Les infirmières représentent un plus grand défi. L'Ukraine était déjà confrontée à une pénurie d'infirmières avant même le début de la guerre. Aujourd'hui, elles sont encore plus rares, avec environ deux fois moins d'infirmières pour 10 000 habitants que dans l'Union européenne.

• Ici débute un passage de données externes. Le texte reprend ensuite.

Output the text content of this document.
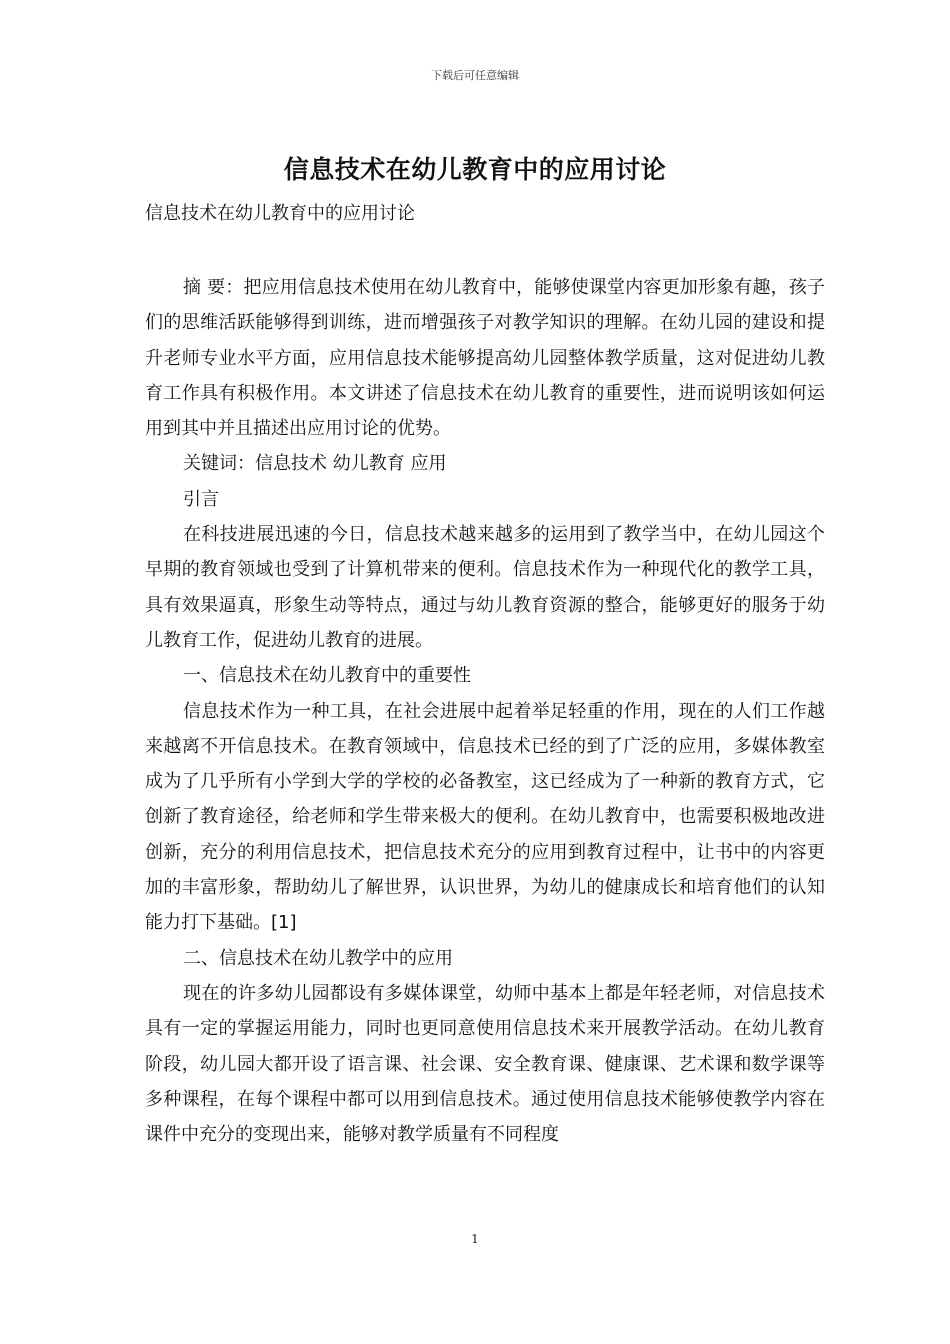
下载后可任意编辑
信息技术在幼儿教育中的应用讨论
信息技术在幼儿教育中的应用讨论

摘 要：把应用信息技术使用在幼儿教育中，能够使课堂内容更加形象有趣，孩子们的思维活跃能够得到训练，进而增强孩子对教学知识的理解。在幼儿园的建设和提升老师专业水平方面，应用信息技术能够提高幼儿园整体教学质量，这对促进幼儿教育工作具有积极作用。本文讲述了信息技术在幼儿教育的重要性，进而说明该如何运用到其中并且描述出应用讨论的优势。

关键词：信息技术 幼儿教育 应用

引言

在科技进展迅速的今日，信息技术越来越多的运用到了教学当中，在幼儿园这个早期的教育领域也受到了计算机带来的便利。信息技术作为一种现代化的教学工具，具有效果逼真，形象生动等特点，通过与幼儿教育资源的整合，能够更好的服务于幼儿教育工作，促进幼儿教育的进展。

一、信息技术在幼儿教育中的重要性

信息技术作为一种工具，在社会进展中起着举足轻重的作用，现在的人们工作越来越离不开信息技术。在教育领域中，信息技术已经的到了广泛的应用，多媒体教室成为了几乎所有小学到大学的学校的必备教室，这已经成为了一种新的教育方式，它创新了教育途径，给老师和学生带来极大的便利。在幼儿教育中，也需要积极地改进创新，充分的利用信息技术，把信息技术充分的应用到教育过程中，让书中的内容更加的丰富形象，帮助幼儿了解世界，认识世界，为幼儿的健康成长和培育他们的认知能力打下基础。[1]

二、信息技术在幼儿教学中的应用

现在的许多幼儿园都设有多媒体课堂，幼师中基本上都是年轻老师，对信息技术具有一定的掌握运用能力，同时也更同意使用信息技术来开展教学活动。在幼儿教育阶段，幼儿园大都开设了语言课、社会课、安全教育课、健康课、艺术课和数学课等多种课程，在每个课程中都可以用到信息技术。通过使用信息技术能够使教学内容在课件中充分的变现出来，能够对教学质量有不同程度

1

Selon Mme Poliakova, de nombreuses infirmières peuvent trouver du travail dans d'autres pays, alors que les médecins ont plus de mal à faire certifier leur licence médicale en dehors de l'Ukraine.

Nous voulons être calmes, courageux... mais au fond de nous, nous avons tous peur.
Dr Lesia Lysytsia
Hôpital Okhmatdyt

La pénurie de personnel de santé risque de se répercuter sur les années à venir. Aujourd'hui, plus de la moitié des médecins de premier recours ukrainiens ont plus de 50 ans et nombre d'entre eux ont dépassé l'âge de la retraite.

Il n'est pas certain qu'il y ait suffisamment de jeunes pour les remplacer, étant donné que les demandes d'admission dans les écoles de médecine ukrainiennes ont chuté de 21 % entre 2019 et 2023.

L'épuisement professionnel est un autre sujet de préoccupation, car les professionnels de la santé ne sont pas à l'abri du stress psychologique permanent lié à la guerre.

"Nous voulons être calmes et courageux", explique Lysytsia, de l'unité de chirurgie d'Okhmatdyt. "Mais au plus profond de notre âme, nous avons tous peur".

Pour l'instant, le système de santé ukrainien est encore debout, en grande partie grâce au financement et au soutien internationaux qui ont afflué au cours des trois dernières années. Les Ukrainiens espèrent que cela suffira à surmonter le prochain chapitre de la guerre.

"Bien sûr, il y a beaucoup de problèmes", a déclaré Inna Ivanenko, de Patients of Ukraine. "Mais le système de santé a survécu. Cela signifie que sa construction est suffisamment solide".